The world’s fastest supercomputer, Pacific Blue also called ASCI White, is up and running at the Livermore National Laboratory in Livermore, California. This latest IBM creation is powered by 8,192 IBM Power3 processors and has 160 terabytes of disc storage. Blue Pacific, with off-the-shelf processors and a souped-up version of IBM's commercial operating system, can process information at 12.3 trillion calculations per second. This supercomputer is being used for nuclear weapon testing. It can simulate nuclear explosions, eliminating the need for live nuclear testing. One of a series of supercomputers commissioned by the U.S. Department of Energy, Pacific Blue will be used for atomic bomb research.

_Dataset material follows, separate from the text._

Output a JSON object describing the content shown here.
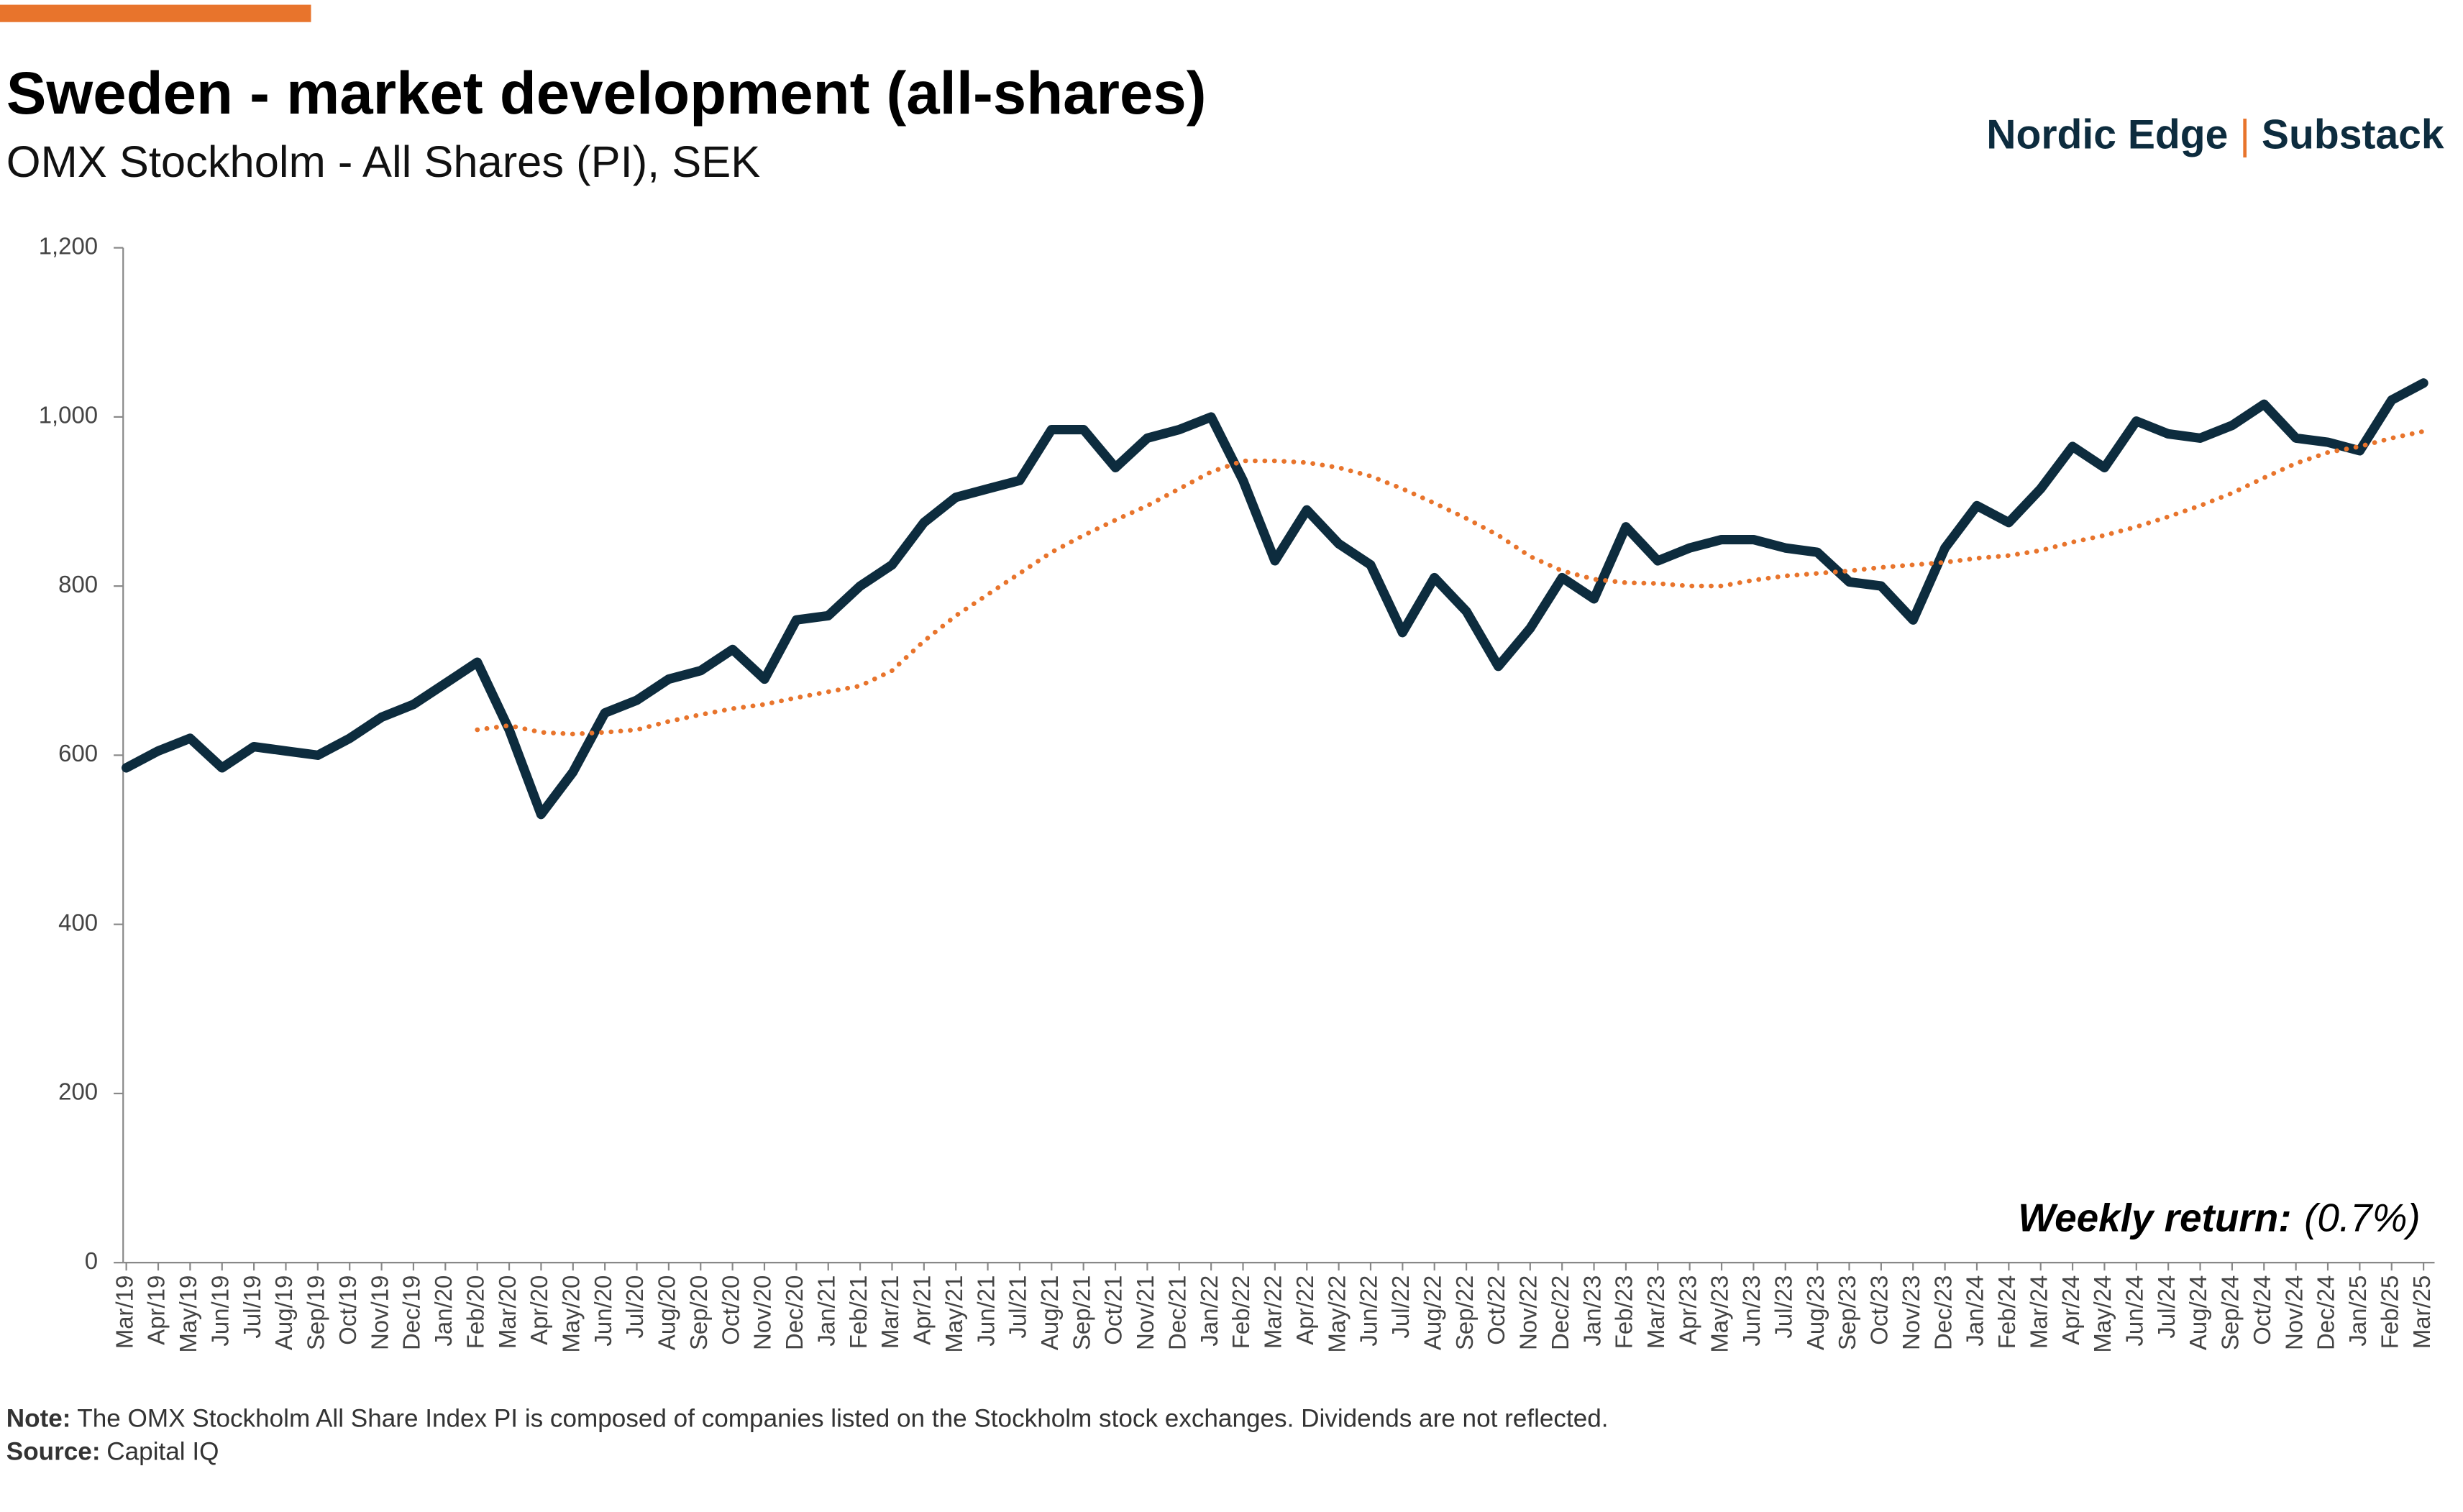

As Pacific Blue begins operation, IBM announced another even more ambitious supercomputing project: Blue Gene, which will study complex scientific issues ranging from human proteins to global climate change. Blue Gene will take an enormous step beyond Pacific Blue, running on 32 specially constructed CPU chips containing both memory and communication circuits. These chips will make it possible to do more than a quadrillion calculations per second.
To put the speed issues into perspective, Blue Gene will be 500 times faster than Blue Pacific and a thousand times faster than Deep Blue, the computer that beat Garry Kasparov in a world-class chess championship two years ago.
While Pacific Blue will be dedicated to atomic bomb research, Blue Gene will study gene sequences and the complex shapes of human proteins to help scientists better understand diseases and uncover possible cures. It will also be used to study weather and global climate changes, perhaps making breakthroughs in weather prediction mechanisms that so far have eluded our scientists. These scientific endeavors, without a doubt, will better our world.